Forderungen der Lebensmittellobby

Die Verbraucherorganisation foodwatch warnt vor einer Verwässerung der Lebensmittelampel Nutri-Score. Die Lebensmittellobby arbeitet an einer Änderung der Berechnungsgrundlage des Nutri-Score, damit unausgewogene Produkte gesünder abschneiden — einige Zuckergetränke bekämen dann eine grüne Ampel. Vor allem der Lebensmittelverband Deutschland tue sich mit unwissenschaftlichen Forderungen hervor, kritisierte foodwatch. Dies belegen interne Dokumente des staatlichen Max-Rubner-Instituts (MRI), die foodwatch veröffentlichte.

foodwatch erhielt über einen Antrag nach dem Informationsfreiheitsgesetz interne Dokumente des Max-Rubner-Instituts, die belegen, mit welchen Forderungen die Industrielobby versucht, die Berechnungsgrundlage des Nutri-Score zu ändern — oft ohne wissenschaftliche Basis. Das Bundesernährungsministerium hatte das MRI mit der Prüfung der Lobby-Forderungen beauftragt, die Dokumente aber bisher nicht veröffentlicht.

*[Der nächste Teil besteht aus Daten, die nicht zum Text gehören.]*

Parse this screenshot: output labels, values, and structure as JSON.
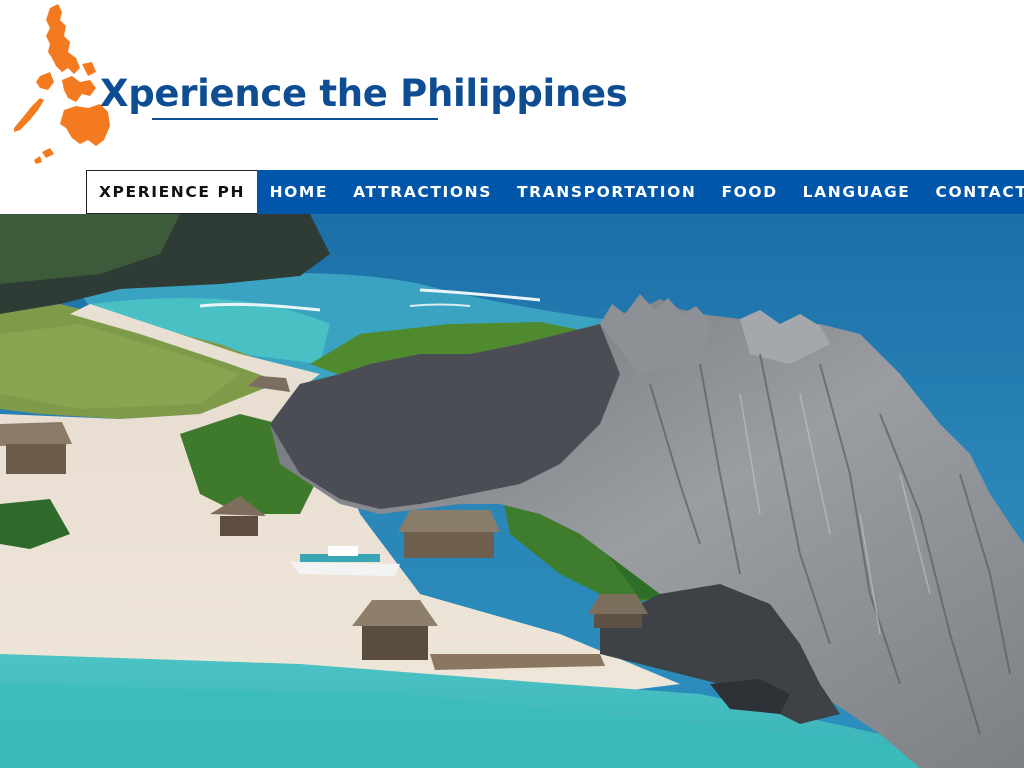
{
  "site": {
    "title": "Xperience the Philippines",
    "logo_icon": "philippines-map-icon",
    "brand_color": "#0e4d92",
    "logo_color": "#f47a1f"
  },
  "nav": {
    "background": "#0056a8",
    "items": [
      {
        "label": "XPERIENCE PH",
        "active": true
      },
      {
        "label": "HOME"
      },
      {
        "label": "ATTRACTIONS"
      },
      {
        "label": "TRANSPORTATION"
      },
      {
        "label": "FOOD"
      },
      {
        "label": "LANGUAGE"
      },
      {
        "label": "CONTACT"
      }
    ]
  }
}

Der Lebensmittelverband fordert, dass bestimmte Lebensmittelgruppen nicht einheitlich auf Basis von 100 Gramm berechnet werden, sondern auf Basis kleinerer Portionsgrößen. So könnte der Nutri-Score von Nutella von Rot auf Gelb springen. Dieser Effekt trat so ein, als die britische Ampelkennzeichnung von der Industrie geändert wurde. Denn: Bei Brotaufstrich sind die angegebenen Portionsgrößen besonders klein (15 g).

Forderungen der Lebensmittelindustrie

Fruchtsäfte wie Lebensmittel berechnen. Was wäre die Folge? Traubensaft bekommt ein grünes A — obwohl er 60 Prozent mehr Zucker enthält als Coca Cola.
Der Nutri-Score berechnet Getränke mit einem gesonderten Algorithmus, bei dem ein hoher Zucker- und Kaloriengehalt negativer ins Gewicht fällt als bei festen Lebensmitteln. Ein Traubensaft wird zum Beispiel mit einem roten E bewertet, denn er enthält zwar viel Frucht und damit auch günstige Inhaltsstoffe, aber mit 160 Gramm je Liter auch extrem viel Zucker. Die Deutsche Gesellschaft für Ernährung empfiehlt generell, Saft nur in kleinen Mengen oder stark mit Wasser verdünnt zu trinken. Würde die Lobby mit ihrer Forderung durchkommen, bekämen Säfte ein dunkelgrünes A — eine Bewertung, die bislang bei Getränken alleine Wasser vorbehalten ist.

NGOs, Apps und Journalisten dürfen Nutri-Score nicht berechnen.
Was wäre die Folge? Der Nutri-Score der allermeisten Produkte wird zur Geheimsache, es sei denn, der Hersteller berechnet diesen freiwillig selbst.

Zensur statt Transparenz: Apps wie Open Food Facts, mit deren Hilfe Verbraucherinnen und Verbraucher den Nutri-Score von Produkten berechnen können oder auch NGOs oder Journalisten, die für einzelne Produkte beispielhaft den Nutri-Score kalkulieren — wenn es nach den Wünschen der Lobby geht, soll all dies verboten sein.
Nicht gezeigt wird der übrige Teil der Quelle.